Не помню, что было после Совета Старейшин, как будто холодная, вязкая пустота наполнила меня, отвратительное бесчувствие парализовало все желания, все мысли. Перед глазами плыли яркие до головокружения картины: изуродованный Кристоф, Ревенант со странной печалью в глазах, прекрасная, мудрая, ледяная Фелиция, незнакомый мальчик, бегущий по темной улице, с любопытством заглянувший мне в лицо, мальчик, так похожий на Лориана своей беспечной радостью и наивностью... жуткие картины минувшей ночи. Я стоял посреди улицы, под дождем. Гроза в ноябре! В низких тучах сверкали молнии, дождевые капли разбивались в пыль о мостовую, гремел гром... Мир пытается смыть с себя остатки Тьмы, вызванной тобой, друг мой кадаверциан...
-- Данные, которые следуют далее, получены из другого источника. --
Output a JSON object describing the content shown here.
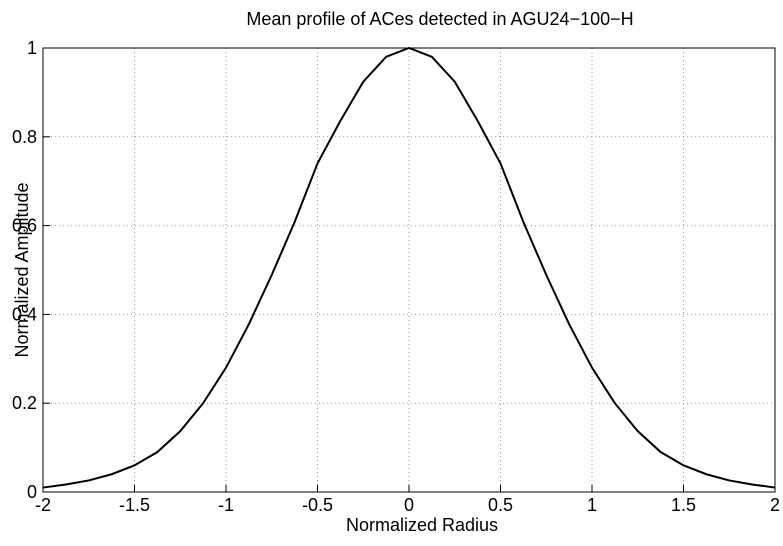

Дома меня ждала еще одна новость. Квартира была разгромлена. Сломана вся мебель, разбиты подсвечники и посуда, разодраны книги, холодильник выпотрошен и перевернут, пол – сплошная липкая красная лужа – вылит весь мой запас крови. Спальня разнесена в клочья так, словно постель полосовал не один десяток ножей, а кровать рубили топором. Фреска почти уничтожена: глубокие рваные царапины прорезали стройные тела девушек и их прекрасные лица.
Бывшие братья или враги постарались пнуть меня еще один раз, напоследок, и, кажется, этот удар добил.
Небо стало белым, и теперь я мог смотреть на него, только сильно прищурившись. Слишком ярко, но мое больное любопытство продолжало настаивать: «Еще немного, посмотри, как это бывает, когда встает солнце, вспомни!»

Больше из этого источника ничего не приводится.